Quartile rating: 6.5/10 · 1 rating
Fight everyone and trust no one: it's the code of survival practiced by martial-arts master Casey Bowman after his life of domestic bliss is shattered by a savage act of violence. Vowing revenge, the fearless American stealthily tracks the killer from Osaka to Bangkok to Rangoon with the help of a wise and crafty sensei. His only clues: a series of victims whose necks bear the distinctive mark of strangulation by barbed wire. Fighting to avenge as well as to survive, Casey must sharpen his razor-like responses and take his battle skills to the next level, even using deep meditation to fake his own death. His target: the sinister drug lord Goro, who is flooding the streets with deadly meth cooked at his remote jungle factory. To prepare for his ultimate confrontation, Casey must finally become an invisible warrior worthy of the name Ninja. But just when his prey is cornered, an unexpected twist shows Casey that his battle is only beginning: he truly can trust no one.

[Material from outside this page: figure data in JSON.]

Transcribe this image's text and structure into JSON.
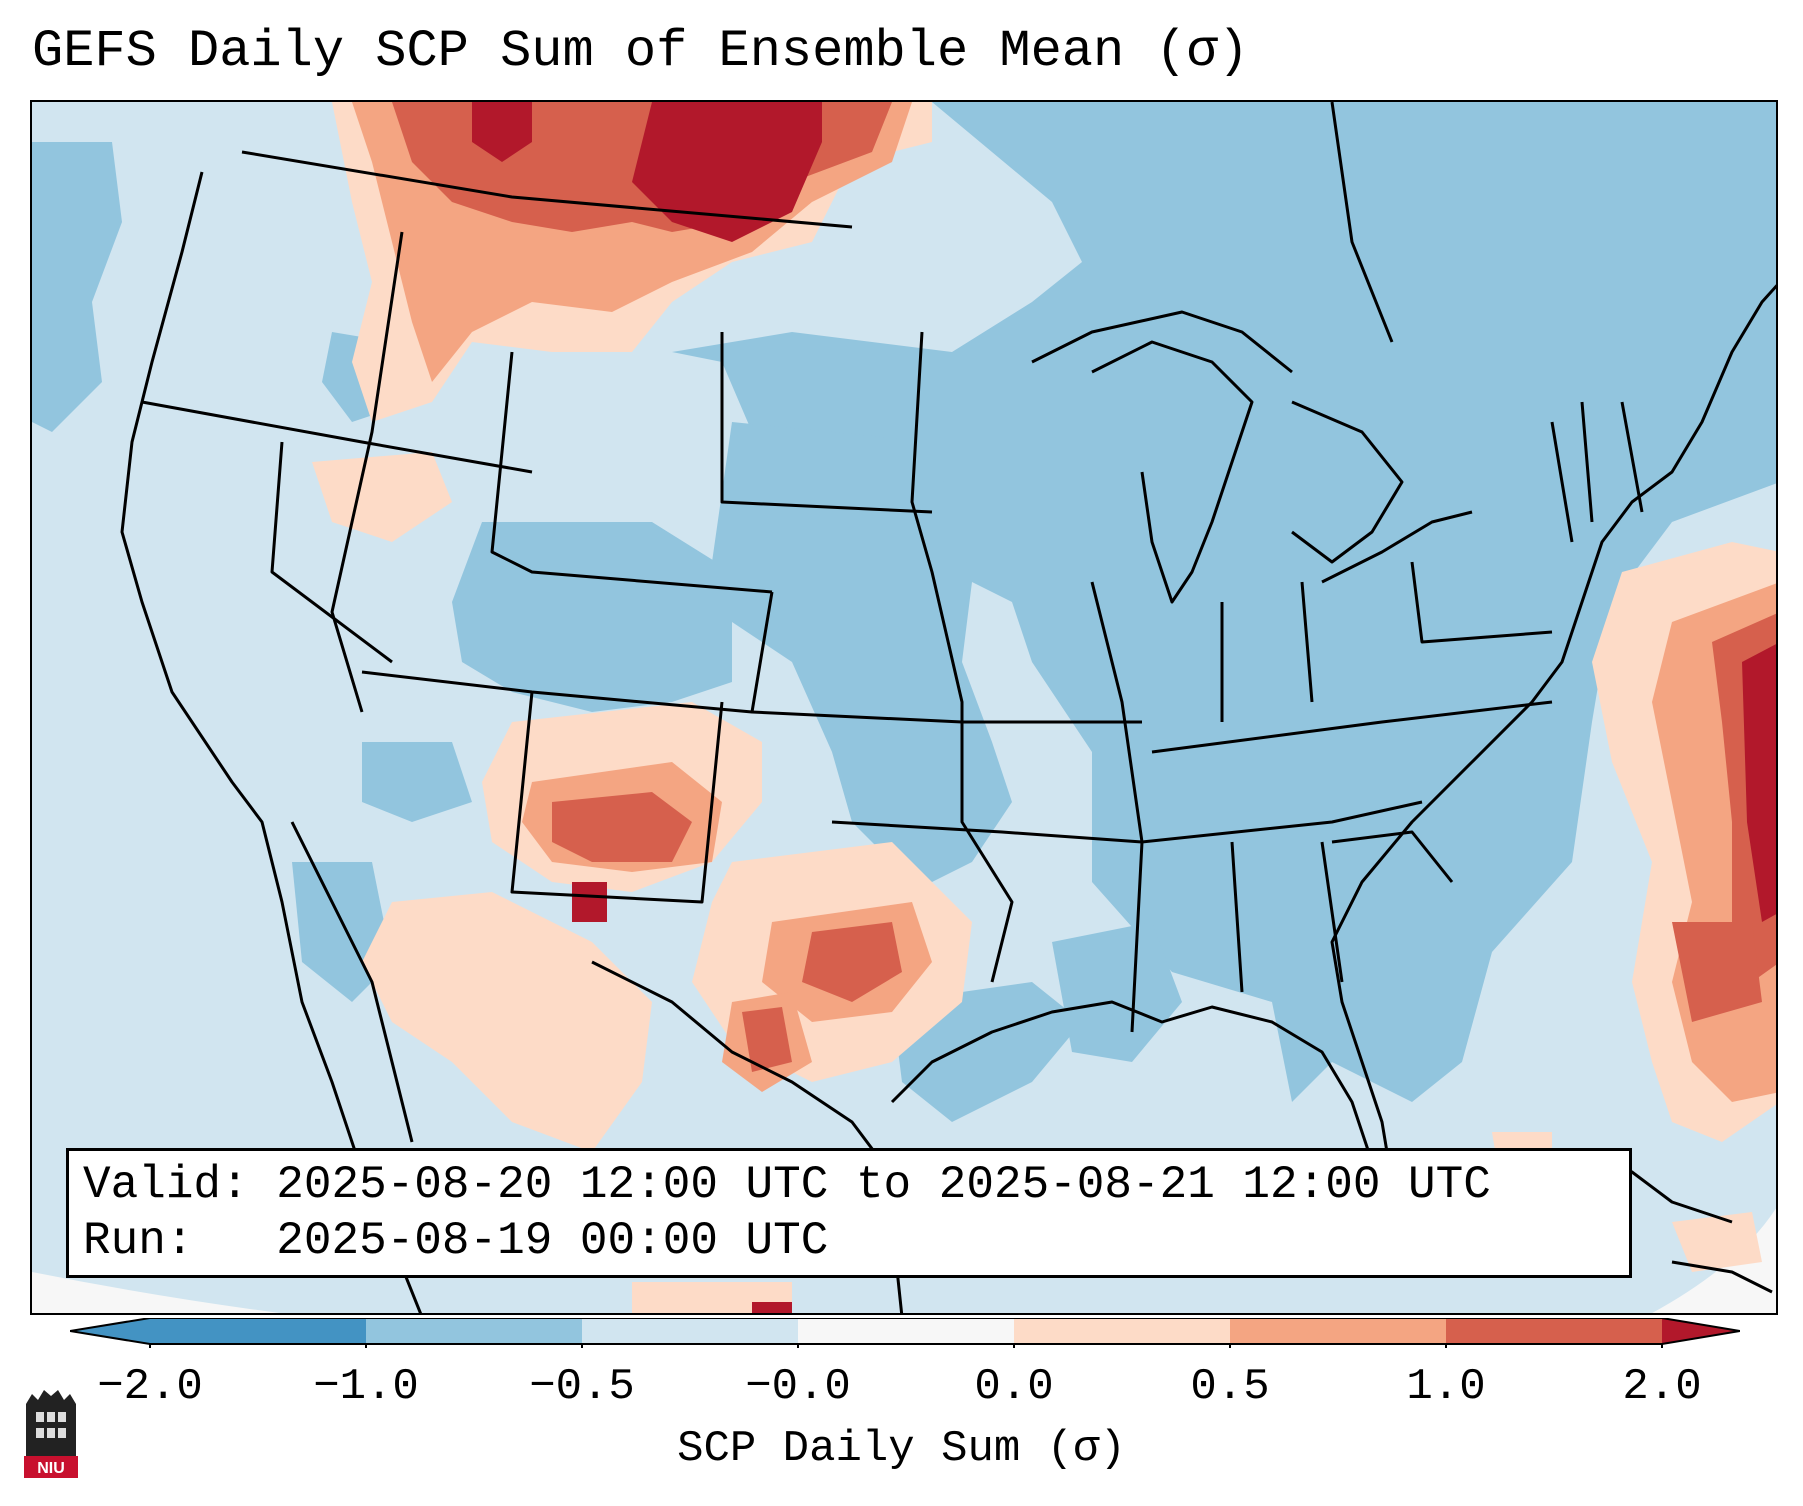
{
  "title": "GEFS Daily SCP Sum of Ensemble Mean (σ)",
  "info": {
    "valid_label": "Valid:",
    "valid_value": "2025-08-20 12:00 UTC to 2025-08-21 12:00 UTC",
    "run_label": "Run:",
    "run_value": "2025-08-19 00:00 UTC"
  },
  "colorbar": {
    "label": "SCP Daily Sum (σ)",
    "ticks": [
      "−2.0",
      "−1.0",
      "−0.5",
      "−0.0",
      "0.0",
      "0.5",
      "1.0",
      "2.0"
    ],
    "colors": {
      "under": "#4393c3",
      "neg_2_1": "#4393c3",
      "neg_1_05": "#92c5de",
      "neg_05_0": "#d1e5f0",
      "zero": "#f7f7f7",
      "pos_0_05": "#fddbc7",
      "pos_05_1": "#f4a582",
      "pos_1_2": "#d6604d",
      "over": "#b2182b"
    }
  },
  "logo": {
    "text": "NIU"
  }
}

Ninja: Shadow of a Tear is a competent but formulaic revenge actioner. The plot hits every beat predictably — murdered loved one, lone warrior hunts villain across exotic locales, drug lord showdown — with little deviation from genre convention. Acting is serviceable but thin, with Scott Adkins delivering physicality over emotional depth and supporting players being largely forgettable. Cinematography is a modest strength; the location shooting across Asia gives the film some visual texture and the action sequences are cleanly staged with good choreography by Tim Man. Novelty is low — this is squarely by-the-numbers in conception, borrowing heavily from 80s/90s ninja revenge templates with no distinctive voice. The ending earns a slight bump for its twist that recontextualizes the villain and extends the conflict beyond the expected resolution, adding a modest layer of intrigue to an otherwise predictable wrap-up.